Once you’ve ruled out any severe problems, you can read through the rest of the report for any other red flags that stand out to you. Look for things that will be expensive to fix or are safety issues — those are the items you don’t want to let slide. 

The less expensive items can probably wait until after closing; you don’t want to hand the seller an extremely long request list, after all. Save space in for potentially involved or pricey items such as:

  • Termite damage
  • Pest infestations
  • Water damage or mold

HomeGauge reports come with the Create Request List™ (CRL™) feature, which allows you to list your requested repairs for the seller directly from the inspection report. This handy tool saves you time and helps keep your requests organized when you’re deciding which items to ask the seller to fix.

How to write a home inspection report

Many successful home inspectors probably started their career because they enjoy helping home buyers learn about properties. It can be rewarding to demonstrate your expertise with homes and walk your clients through various issues with the property, and their appreciation and trust is often very satisfying.

But when it comes to writing out the report, many of those factors are lost.

Writing doesn’t always come naturally, and many home inspectors aren’t trained technical writers. Translating your findings into clear, concise written communication can be a struggle.

Let’s take a look at a few things to keep in mind about writing effective inspection reports that will satisfy your clients and earn you a reputation as a thorough, helpful home inspector.
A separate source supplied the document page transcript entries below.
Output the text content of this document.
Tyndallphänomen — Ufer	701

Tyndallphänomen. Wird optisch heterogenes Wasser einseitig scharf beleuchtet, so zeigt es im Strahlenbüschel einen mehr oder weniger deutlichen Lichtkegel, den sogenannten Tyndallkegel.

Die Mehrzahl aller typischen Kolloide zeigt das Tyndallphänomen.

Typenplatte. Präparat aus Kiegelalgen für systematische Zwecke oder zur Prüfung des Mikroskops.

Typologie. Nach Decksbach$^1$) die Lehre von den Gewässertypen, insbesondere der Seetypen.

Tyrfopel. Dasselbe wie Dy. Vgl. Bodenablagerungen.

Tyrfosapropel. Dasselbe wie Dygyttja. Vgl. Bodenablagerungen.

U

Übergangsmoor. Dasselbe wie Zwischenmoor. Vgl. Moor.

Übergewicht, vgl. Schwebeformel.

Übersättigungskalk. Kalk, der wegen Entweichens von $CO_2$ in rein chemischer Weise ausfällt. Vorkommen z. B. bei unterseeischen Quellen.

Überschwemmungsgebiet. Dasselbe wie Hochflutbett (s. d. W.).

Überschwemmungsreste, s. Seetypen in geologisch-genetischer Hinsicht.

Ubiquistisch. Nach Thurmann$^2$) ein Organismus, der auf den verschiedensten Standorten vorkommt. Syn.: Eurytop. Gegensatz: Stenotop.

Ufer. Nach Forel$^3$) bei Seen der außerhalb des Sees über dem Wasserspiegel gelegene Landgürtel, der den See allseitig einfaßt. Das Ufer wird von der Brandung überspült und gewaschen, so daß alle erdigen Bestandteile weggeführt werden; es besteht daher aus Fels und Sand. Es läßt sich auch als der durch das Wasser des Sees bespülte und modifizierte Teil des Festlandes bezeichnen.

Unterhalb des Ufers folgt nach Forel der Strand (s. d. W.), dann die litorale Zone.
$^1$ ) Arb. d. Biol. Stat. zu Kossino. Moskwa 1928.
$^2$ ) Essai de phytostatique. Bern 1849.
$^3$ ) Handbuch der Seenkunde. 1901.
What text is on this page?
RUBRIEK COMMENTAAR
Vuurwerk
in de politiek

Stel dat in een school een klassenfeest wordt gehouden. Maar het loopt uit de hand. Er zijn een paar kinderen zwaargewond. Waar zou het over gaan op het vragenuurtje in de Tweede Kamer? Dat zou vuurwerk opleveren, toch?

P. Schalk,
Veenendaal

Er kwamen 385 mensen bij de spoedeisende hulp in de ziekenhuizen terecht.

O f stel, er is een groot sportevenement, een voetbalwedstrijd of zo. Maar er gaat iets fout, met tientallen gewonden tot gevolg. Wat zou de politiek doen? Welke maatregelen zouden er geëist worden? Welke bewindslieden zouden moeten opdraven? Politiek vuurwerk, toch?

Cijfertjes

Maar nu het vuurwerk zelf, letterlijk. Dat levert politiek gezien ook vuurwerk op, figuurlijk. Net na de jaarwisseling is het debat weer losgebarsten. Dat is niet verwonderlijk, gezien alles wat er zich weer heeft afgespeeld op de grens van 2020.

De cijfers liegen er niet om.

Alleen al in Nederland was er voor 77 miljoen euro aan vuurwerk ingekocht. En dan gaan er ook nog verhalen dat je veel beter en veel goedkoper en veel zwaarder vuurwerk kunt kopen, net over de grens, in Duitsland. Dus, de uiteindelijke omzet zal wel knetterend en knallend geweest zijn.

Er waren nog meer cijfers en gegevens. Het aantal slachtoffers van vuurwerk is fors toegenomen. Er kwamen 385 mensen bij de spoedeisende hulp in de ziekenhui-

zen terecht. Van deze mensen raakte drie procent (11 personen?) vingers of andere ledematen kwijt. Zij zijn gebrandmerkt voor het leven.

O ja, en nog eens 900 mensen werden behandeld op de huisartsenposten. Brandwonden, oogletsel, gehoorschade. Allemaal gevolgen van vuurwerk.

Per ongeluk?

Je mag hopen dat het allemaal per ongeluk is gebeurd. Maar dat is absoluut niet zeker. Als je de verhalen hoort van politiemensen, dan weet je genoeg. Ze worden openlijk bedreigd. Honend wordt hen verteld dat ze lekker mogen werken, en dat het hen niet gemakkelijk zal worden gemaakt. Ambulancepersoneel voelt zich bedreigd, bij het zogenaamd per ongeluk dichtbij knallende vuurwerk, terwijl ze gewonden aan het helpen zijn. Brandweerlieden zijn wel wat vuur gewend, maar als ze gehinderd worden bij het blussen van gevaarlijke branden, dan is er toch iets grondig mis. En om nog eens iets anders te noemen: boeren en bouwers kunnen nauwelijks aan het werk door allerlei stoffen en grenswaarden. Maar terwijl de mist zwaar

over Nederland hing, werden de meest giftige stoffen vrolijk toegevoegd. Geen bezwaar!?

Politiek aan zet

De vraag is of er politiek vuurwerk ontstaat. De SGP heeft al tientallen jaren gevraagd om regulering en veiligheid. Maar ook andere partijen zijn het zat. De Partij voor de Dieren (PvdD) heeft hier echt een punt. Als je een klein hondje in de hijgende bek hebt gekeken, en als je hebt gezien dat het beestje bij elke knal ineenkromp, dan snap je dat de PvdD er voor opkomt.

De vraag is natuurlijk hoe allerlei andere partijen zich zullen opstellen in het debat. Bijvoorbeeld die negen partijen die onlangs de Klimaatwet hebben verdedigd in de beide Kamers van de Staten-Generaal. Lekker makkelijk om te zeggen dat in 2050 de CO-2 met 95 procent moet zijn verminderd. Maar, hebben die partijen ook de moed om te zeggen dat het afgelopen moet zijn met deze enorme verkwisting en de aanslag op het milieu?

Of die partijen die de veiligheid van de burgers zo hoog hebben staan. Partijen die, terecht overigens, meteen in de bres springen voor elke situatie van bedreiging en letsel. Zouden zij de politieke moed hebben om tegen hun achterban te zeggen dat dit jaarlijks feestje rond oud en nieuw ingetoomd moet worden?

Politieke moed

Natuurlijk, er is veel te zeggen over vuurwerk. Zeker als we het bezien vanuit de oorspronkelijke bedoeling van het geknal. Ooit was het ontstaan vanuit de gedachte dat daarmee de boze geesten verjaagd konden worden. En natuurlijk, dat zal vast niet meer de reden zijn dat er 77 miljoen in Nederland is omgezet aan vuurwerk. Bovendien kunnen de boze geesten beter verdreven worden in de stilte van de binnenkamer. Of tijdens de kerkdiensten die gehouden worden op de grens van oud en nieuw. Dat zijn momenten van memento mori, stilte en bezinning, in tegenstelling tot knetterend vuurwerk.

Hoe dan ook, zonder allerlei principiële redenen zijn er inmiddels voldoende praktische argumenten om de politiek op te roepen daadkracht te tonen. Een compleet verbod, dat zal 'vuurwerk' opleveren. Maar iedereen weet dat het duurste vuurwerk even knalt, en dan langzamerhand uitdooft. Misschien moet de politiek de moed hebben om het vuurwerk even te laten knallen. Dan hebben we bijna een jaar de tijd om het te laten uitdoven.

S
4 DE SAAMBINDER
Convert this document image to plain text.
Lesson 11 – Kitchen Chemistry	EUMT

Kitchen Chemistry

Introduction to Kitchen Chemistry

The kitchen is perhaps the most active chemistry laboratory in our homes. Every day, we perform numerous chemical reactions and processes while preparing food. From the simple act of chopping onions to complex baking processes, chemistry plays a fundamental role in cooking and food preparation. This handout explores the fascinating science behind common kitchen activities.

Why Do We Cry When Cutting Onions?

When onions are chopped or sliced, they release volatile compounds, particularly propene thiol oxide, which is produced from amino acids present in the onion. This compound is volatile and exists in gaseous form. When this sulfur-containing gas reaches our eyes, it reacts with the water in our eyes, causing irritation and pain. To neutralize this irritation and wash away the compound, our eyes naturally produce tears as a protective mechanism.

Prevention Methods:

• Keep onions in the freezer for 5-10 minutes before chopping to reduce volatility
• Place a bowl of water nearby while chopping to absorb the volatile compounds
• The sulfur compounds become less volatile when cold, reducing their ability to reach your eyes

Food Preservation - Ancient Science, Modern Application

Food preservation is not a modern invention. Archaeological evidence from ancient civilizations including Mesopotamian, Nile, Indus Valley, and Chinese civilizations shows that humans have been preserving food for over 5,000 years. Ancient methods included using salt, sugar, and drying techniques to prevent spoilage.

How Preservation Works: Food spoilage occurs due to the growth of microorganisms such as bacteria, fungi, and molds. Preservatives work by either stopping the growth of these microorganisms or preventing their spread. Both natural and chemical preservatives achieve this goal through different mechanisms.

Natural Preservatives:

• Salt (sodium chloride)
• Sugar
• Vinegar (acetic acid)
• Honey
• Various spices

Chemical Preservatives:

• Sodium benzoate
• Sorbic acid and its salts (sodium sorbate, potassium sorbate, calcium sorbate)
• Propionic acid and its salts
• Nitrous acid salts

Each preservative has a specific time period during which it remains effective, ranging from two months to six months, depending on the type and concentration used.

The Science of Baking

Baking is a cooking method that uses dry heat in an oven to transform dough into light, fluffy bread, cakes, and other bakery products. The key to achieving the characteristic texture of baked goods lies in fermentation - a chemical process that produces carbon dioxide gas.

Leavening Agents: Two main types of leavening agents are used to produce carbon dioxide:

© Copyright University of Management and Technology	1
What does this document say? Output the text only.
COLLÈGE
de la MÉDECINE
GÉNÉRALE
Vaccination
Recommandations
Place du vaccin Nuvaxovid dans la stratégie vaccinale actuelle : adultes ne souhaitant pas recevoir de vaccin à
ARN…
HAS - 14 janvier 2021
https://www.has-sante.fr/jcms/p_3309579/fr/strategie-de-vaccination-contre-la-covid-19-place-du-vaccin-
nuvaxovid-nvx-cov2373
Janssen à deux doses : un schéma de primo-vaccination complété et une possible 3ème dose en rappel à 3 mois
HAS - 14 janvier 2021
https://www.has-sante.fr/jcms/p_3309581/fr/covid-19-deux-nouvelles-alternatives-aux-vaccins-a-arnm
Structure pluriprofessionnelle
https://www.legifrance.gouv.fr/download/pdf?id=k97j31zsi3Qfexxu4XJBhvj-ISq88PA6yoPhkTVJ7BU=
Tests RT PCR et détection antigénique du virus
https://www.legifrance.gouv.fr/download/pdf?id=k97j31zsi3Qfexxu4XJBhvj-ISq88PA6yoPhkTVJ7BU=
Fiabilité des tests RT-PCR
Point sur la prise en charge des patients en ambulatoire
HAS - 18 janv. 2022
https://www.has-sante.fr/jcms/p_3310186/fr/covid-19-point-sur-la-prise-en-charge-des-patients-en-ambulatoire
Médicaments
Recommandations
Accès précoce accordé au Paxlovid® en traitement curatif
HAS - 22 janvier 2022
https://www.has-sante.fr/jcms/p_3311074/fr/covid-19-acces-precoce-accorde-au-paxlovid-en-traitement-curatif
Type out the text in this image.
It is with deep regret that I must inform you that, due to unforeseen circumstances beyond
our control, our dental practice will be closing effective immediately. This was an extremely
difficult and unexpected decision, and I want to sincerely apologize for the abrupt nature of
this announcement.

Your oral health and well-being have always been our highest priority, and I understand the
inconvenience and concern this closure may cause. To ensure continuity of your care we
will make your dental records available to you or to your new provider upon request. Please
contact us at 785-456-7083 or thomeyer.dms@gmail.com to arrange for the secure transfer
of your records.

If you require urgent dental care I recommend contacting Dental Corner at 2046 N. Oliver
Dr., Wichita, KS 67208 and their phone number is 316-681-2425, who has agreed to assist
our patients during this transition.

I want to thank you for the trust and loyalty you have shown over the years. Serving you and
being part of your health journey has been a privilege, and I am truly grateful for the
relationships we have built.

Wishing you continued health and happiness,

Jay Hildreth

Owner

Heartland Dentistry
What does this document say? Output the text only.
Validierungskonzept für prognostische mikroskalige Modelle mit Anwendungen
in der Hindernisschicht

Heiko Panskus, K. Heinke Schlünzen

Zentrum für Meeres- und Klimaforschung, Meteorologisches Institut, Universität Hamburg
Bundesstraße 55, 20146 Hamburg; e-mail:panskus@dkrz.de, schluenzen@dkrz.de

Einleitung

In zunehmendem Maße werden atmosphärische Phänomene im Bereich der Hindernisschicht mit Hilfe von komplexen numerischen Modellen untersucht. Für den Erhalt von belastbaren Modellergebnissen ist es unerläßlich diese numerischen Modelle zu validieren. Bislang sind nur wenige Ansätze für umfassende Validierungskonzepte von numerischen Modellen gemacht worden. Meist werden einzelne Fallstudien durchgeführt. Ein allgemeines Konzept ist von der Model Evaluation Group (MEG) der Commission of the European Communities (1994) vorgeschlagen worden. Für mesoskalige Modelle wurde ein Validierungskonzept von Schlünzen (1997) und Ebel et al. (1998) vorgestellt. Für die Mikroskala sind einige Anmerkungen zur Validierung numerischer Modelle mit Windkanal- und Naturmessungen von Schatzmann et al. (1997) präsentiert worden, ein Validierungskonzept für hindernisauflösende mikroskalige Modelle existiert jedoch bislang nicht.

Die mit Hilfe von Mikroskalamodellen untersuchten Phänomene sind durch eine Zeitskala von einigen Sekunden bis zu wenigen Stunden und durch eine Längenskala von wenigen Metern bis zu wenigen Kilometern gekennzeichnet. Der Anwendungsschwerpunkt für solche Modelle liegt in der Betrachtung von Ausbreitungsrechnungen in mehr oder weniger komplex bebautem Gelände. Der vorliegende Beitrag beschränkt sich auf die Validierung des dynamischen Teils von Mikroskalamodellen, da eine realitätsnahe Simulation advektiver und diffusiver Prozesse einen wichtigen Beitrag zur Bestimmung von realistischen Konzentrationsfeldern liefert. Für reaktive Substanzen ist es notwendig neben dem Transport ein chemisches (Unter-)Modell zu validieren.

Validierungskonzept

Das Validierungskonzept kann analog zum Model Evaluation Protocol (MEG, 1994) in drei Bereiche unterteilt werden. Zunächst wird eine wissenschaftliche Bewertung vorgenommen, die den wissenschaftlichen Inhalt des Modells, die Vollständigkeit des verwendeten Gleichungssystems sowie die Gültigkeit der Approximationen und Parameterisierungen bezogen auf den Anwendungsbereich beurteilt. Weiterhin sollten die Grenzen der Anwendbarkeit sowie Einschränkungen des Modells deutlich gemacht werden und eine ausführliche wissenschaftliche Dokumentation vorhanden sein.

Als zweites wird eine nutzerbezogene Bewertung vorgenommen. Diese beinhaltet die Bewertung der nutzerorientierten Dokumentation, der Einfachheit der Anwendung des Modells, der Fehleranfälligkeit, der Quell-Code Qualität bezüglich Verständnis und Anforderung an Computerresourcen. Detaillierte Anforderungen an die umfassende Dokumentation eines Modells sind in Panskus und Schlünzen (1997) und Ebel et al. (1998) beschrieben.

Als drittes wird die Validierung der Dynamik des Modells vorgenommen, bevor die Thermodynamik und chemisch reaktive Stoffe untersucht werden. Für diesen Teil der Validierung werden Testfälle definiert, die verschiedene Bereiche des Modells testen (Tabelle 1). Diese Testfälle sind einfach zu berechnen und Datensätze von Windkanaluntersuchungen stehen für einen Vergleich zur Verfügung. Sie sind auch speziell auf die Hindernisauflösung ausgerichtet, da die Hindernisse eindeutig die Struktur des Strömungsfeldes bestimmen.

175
Tips for writing a home inspection report with clarity and efficiency

  • Be consistent when going from the visual inspection to the written report. If you point something out to the client on the walk-through, make sure to include it in the report as well. It’s okay if you speak differently than you write (most of us do), but the facts need to be the same.
  • Take as many pictures and videos as you can. It’s hard to remember everything that took place during the inspection. If you don’t record your inspection thoroughly, compiling an accurate report becomes even more challenging. And documenting everything you’re saying with pictures and video provides evidence to the client and helps them understand the problem at hand.
  • Make the important things stand out. Include a summary section in your report that highlights the major issues. And if possible, add illustrations to your photos (arrows, circles, etc.) to label problems clearly.
  • Limit the industry jargon. Your clients aren’t experts in construction or real estate, so keep your explanations simple and in layman’s terms. And don’t get long-winded. Let your photos do the talking; keep your words concise and clear.
  • Make your comments useful. You could say “The furnace capacity is 85,000 BTU/hr,” but your client may not know whether that’s a problem or not. Always stay within the scope of your practice, but try to include a sentence or two mentioning the defect’s impact on the client.
  • Use home inspection software that’s user-friendly. HomeGauge software has ready-made and highly customizable templates that let you create the reports efficiently, which is especially helpful if you’re not comfortable writing them from scratch each time. It also lets users navigate the finished report easily and quickly, which your clients and their agents will appreciate.

Home inspection reports: Essential to the home-buying process

A home inspection is part of almost all residential real estate transactions for good reason: it’s what helps the buyers understand what they’re getting, keeps potential safety issues from going unnoticed, and it can play an important part in pre-closing negotiations.

Whether you’re a new home inspector learning how to create an effective report, or a new home buyer wondering how to interpret a report once you’ve got one, it’s important to understand the basics.

And once you have a better idea of how home inspection results fit into the bigger picture of the home-buying process, digging into that lengthy report might start to look a little bit less intimidating.